Dois desaparecimentos simbólicos

Filipe Diniz

Na es­tru­tura da pró­xima co­missão exe­cu­tiva do pro­grama da troika - o cha­mado go­verno PSD/​CDS-PP – de­sa­pa­re­ceram vá­rias áreas mi­nis­te­riais. Duas têm um evi­dente sig­ni­fi­cado sim­bó­lico: o Tra­balho e a Cul­tura.

O Tra­balho some-se - re­du­zido à de­sig­nação de em­prego na Eco­nomia (a parte menor), e de de­sem­prego na Se­gu­rança So­cial (a parte maior) – cor­res­pon­dendo, nesse sen­tido, à pers­pec­tiva des­trui­dora e re­ces­siva do «me­mo­rando».

A Cul­tura re­gressa ao es­ta­tuto de se­cre­taria de Es­tado. Sobre essa ma­téria é bom cla­ri­ficar quatro pontos.

O pri­meiro é que esse re­tro­cesso con­firma a co­nhe­cida aversão da di­reita pela cul­tura.

O se­gundo é que bem podem vir agora os res­pon­sá­veis do PS las­timar este re­tro­cesso. Foram os de­sas­trosos go­vernos Só­crates que lhe abriram ca­minho, com os or­ça­mentos de mi­séria que apro­varam e com a re­es­tru­tu­ração in­terna que em­pre­en­deram, cujo re­sul­tado foi um Mi­nis­tério da Cul­tura pro­va­vel­mente com me­nores meios e ca­pa­ci­dade de in­ter­venção do que a pró­pria se­cre­taria de Es­tado que o an­te­cedeu.
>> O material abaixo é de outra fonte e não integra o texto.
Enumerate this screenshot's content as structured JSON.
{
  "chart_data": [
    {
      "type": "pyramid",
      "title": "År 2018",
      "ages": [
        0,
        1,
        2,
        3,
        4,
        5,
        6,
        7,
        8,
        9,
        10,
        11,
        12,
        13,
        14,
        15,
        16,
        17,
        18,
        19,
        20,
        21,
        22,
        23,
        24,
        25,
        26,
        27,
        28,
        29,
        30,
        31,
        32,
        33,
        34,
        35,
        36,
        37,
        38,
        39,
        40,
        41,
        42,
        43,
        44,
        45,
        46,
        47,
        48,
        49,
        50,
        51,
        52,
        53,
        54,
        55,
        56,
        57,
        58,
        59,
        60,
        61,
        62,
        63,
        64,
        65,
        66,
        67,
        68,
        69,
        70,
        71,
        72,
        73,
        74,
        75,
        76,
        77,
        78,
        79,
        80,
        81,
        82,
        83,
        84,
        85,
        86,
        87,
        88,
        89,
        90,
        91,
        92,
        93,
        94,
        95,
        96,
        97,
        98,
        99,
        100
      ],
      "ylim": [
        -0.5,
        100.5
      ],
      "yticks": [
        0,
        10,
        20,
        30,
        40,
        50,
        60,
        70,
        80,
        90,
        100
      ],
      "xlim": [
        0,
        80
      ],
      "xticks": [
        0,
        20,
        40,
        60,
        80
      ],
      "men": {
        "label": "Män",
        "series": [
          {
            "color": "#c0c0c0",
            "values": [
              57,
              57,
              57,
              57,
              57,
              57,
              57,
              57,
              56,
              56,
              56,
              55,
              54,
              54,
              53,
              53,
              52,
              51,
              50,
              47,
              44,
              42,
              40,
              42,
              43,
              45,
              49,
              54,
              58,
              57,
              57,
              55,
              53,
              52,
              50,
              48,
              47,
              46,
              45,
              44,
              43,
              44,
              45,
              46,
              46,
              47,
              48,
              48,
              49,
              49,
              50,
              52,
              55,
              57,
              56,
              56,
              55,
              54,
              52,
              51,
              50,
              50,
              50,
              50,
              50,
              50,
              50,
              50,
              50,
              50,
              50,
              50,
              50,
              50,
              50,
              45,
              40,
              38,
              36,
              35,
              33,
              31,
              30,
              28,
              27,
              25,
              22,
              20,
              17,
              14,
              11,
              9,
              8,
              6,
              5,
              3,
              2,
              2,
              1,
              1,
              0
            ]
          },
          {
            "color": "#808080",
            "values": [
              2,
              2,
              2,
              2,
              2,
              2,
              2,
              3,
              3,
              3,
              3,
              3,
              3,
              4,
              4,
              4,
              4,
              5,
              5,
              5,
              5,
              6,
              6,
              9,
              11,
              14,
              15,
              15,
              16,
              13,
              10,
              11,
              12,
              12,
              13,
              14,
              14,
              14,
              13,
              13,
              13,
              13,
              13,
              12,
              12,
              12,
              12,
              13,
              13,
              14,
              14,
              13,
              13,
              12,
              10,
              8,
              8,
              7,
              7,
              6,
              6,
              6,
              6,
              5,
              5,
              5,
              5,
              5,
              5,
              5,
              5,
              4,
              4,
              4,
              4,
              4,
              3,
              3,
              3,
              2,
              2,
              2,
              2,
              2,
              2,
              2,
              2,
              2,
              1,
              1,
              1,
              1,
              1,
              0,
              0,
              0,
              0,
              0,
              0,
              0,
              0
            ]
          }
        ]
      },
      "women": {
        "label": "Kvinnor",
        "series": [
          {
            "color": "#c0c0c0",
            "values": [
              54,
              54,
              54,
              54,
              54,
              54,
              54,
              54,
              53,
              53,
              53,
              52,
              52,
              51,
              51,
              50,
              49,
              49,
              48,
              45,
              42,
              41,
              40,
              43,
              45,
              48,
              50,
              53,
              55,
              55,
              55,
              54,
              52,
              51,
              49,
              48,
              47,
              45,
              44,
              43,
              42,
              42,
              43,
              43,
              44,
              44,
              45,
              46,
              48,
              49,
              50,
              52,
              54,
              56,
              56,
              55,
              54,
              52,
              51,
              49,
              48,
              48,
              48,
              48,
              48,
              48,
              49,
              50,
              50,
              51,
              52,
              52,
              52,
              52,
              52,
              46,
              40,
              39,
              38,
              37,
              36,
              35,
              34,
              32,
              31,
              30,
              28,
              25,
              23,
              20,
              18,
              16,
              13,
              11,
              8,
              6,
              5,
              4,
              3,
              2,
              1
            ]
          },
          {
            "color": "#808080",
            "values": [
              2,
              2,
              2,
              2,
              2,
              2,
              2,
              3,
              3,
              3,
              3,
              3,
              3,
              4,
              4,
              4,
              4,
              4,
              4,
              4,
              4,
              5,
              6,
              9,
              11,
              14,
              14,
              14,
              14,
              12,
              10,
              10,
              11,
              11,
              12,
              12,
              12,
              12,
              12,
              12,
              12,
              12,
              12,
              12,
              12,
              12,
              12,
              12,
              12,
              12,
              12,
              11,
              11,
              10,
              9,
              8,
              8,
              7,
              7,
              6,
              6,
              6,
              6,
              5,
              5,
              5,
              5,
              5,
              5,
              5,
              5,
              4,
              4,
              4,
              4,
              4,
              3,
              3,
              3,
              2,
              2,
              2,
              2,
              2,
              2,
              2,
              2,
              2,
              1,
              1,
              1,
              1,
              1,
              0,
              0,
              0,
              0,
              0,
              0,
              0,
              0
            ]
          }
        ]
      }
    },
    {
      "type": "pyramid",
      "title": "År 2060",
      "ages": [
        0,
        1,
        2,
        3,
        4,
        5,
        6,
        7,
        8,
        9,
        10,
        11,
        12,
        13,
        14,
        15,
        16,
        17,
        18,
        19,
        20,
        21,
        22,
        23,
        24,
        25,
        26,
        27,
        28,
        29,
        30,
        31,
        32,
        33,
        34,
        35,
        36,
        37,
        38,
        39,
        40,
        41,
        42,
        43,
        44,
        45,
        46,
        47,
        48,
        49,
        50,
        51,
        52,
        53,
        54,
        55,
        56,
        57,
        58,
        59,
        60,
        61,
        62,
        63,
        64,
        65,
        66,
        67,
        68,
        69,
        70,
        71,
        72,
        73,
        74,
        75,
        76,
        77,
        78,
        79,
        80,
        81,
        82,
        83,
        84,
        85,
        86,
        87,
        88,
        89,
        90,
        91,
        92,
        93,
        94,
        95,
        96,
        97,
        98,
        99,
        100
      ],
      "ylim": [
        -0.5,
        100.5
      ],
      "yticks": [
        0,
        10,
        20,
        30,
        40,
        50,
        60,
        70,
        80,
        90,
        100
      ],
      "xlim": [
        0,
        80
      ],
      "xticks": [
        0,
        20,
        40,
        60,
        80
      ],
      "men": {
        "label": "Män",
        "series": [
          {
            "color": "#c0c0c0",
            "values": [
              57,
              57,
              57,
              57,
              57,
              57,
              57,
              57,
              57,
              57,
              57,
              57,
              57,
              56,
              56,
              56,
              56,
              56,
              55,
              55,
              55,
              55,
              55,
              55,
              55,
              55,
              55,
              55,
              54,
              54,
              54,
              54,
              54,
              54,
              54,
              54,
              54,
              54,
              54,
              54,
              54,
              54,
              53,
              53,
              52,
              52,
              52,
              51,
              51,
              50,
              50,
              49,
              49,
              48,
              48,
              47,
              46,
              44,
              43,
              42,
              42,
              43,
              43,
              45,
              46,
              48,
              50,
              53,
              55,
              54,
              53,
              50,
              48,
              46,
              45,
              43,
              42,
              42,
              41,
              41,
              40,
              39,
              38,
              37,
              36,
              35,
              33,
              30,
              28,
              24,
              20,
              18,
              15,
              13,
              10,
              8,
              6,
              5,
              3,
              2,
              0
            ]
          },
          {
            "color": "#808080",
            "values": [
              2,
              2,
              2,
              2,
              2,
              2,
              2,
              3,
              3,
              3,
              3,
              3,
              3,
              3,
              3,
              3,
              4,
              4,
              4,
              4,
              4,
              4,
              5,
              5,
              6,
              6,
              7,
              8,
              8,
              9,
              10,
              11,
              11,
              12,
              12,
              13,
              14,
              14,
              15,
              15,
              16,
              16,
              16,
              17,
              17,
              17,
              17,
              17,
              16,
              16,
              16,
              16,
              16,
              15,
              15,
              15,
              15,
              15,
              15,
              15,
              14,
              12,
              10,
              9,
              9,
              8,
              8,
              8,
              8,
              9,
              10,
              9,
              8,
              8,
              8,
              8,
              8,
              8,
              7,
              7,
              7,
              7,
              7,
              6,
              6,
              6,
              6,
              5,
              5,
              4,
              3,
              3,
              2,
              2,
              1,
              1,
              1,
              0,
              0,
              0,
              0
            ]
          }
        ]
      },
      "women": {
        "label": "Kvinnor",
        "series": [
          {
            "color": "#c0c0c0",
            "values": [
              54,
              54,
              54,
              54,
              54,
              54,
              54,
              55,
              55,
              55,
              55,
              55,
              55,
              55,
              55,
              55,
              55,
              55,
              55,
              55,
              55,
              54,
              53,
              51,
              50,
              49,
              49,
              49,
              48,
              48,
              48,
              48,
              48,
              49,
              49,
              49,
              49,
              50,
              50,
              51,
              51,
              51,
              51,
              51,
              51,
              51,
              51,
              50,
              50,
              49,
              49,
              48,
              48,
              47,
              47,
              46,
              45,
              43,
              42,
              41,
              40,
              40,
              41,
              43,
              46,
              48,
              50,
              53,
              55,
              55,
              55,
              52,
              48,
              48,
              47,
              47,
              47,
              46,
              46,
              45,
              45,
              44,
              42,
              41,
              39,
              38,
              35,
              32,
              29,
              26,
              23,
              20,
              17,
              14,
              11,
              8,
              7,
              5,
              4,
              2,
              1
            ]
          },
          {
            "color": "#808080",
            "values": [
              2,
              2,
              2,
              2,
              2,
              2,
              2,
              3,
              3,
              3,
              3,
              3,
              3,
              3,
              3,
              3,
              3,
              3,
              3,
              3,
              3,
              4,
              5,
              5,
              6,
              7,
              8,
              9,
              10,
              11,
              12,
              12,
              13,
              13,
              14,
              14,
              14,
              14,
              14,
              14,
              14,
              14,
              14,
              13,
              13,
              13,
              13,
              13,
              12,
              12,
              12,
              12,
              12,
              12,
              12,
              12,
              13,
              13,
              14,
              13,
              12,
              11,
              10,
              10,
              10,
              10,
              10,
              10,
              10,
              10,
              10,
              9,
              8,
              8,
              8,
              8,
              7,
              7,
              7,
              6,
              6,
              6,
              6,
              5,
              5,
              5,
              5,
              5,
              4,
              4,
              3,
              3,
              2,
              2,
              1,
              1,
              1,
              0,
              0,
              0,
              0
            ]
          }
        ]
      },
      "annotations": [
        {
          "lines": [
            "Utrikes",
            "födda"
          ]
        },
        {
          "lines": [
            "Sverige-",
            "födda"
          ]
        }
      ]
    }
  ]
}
O ter­ceiro é que este re­tro­cesso anuncia uma nova ace­le­ração na des­res­pon­sa­bi­li­zação do Es­tado em re­lação à Cul­tura.

O quarto é que em toda a UE a Cul­tura tem sido de­vas­tada pelas me­didas de «aus­te­ri­dade» co­man­dadas pelo ca­pital fi­nan­ceiro.

O res­pon­sável in­di­gi­tado pela se­cre­taria de Es­tado res­pondeu a um inqué­rito do jornal Sol (3.06.2011). O tí­tulo es­co­lhido pelo jornal é sin­to­má­tico: «Li­bertar a Cul­tura do Es­tado». O de­poi­mento só não é igual­mente claro porque, em di­fe­rentes ma­té­rias, ma­ni­festa bas­tante ig­no­rância acerca do que está em causa. Mas o es­sen­cial fica dito e deve ter res­posta desde já.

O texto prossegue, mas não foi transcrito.